What To Do With Debt
By Paul Esajian on September 5, 2013Investors often slow their pace while they are trying to figure out what to do with their debt. If you have mortgage debt, you will accelerate how quickly you can gain equity or own the property free and clear. The offset is that you are using residual funds that could be used to invest in current opportunities or pay down other debt. There is no right or wrong answer as to what the best approach is. It comes down to how much other debt you are carrying and what your short and long term approaches are to the business.
If you do decide to pay down mortgage debt, the easiest strategy is to make one extra payment to principal a year to reduce seven years off a thirty year mortgage. This is great in theory, but that extra payment could mean a few credit card payments or other household debts. If your debt is being used to make you money, that would be considered good debt and something you should consider part of the business. If you have debt that is used to just keep you afloat, you are doing something wrong with your business and either need to generate more revenue or cut back on spending.
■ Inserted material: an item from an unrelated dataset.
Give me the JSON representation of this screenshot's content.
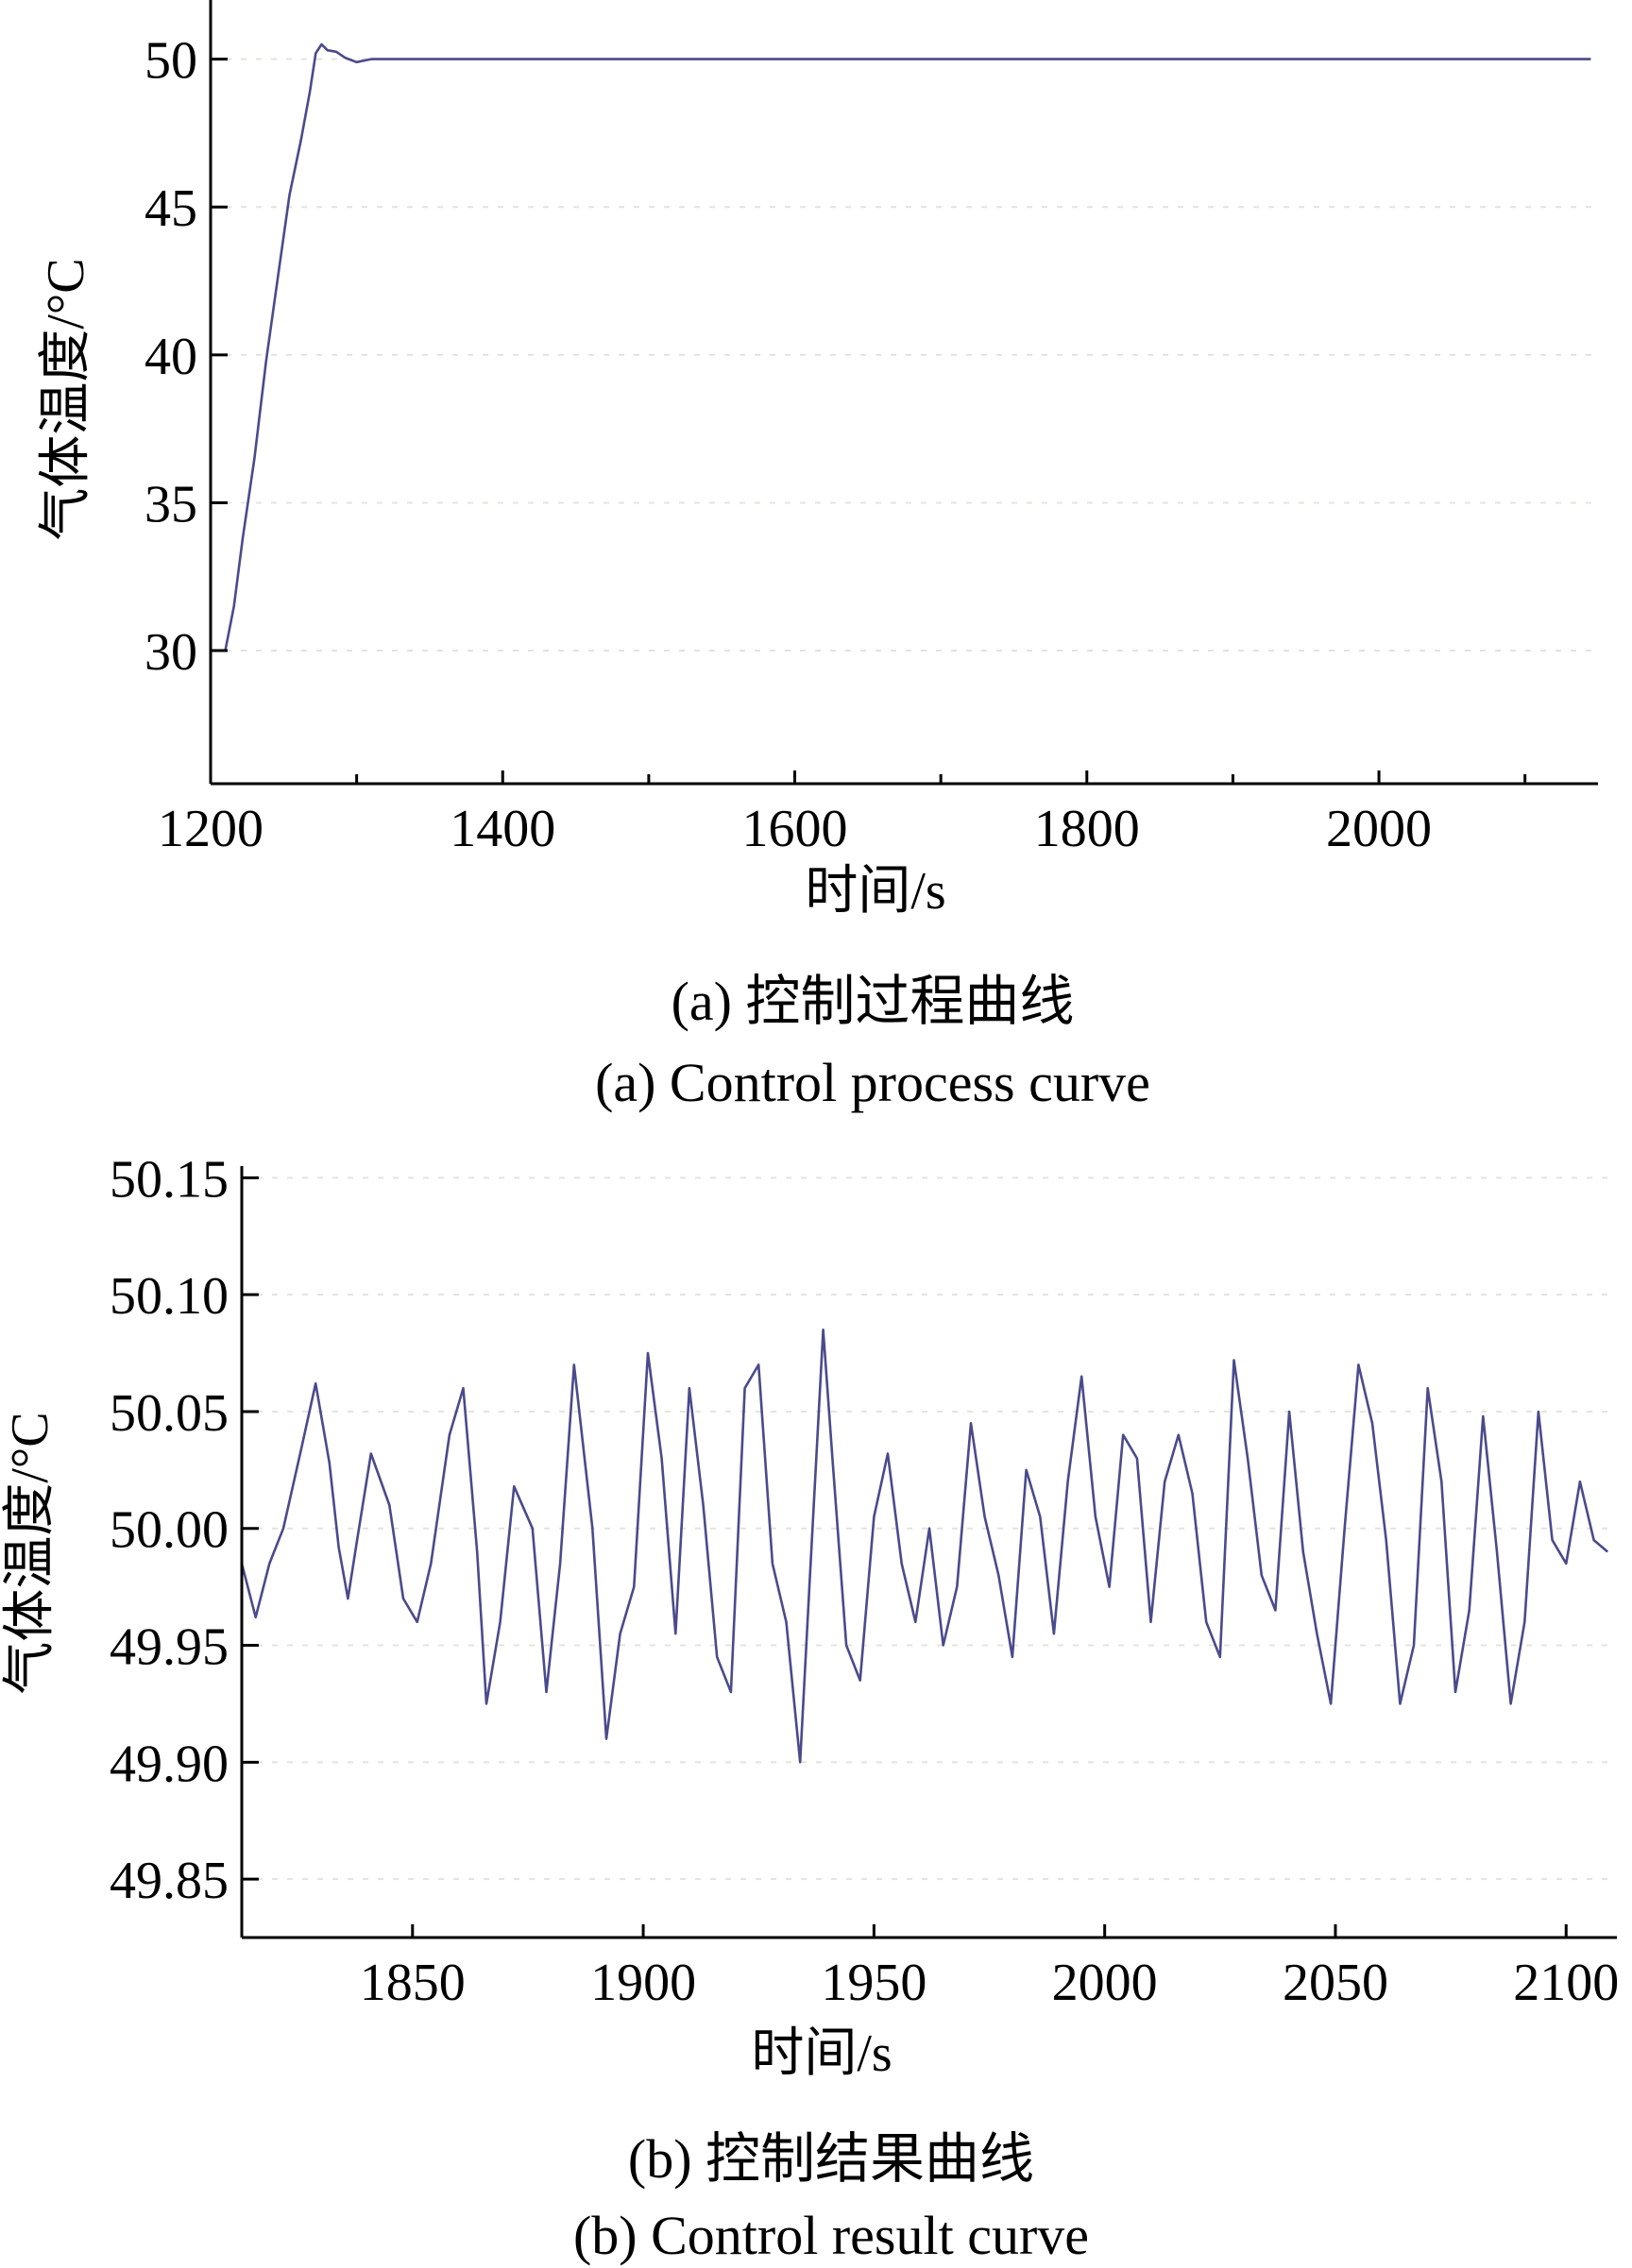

Unfortunately, you will most likely have to spend money to make money to be a successful investor. You can find private money to get into the property, but with title searches, inspections, appraisals and other expenses, you will need to spend some money. What you do with your profit is critical. If you treat it like you won the lottery, you won’t last very long in the business. If you reinvest or pay down debt, you will see your money working for you. Debt can either lead to more profit or sink your business. How you work your debt is up to you.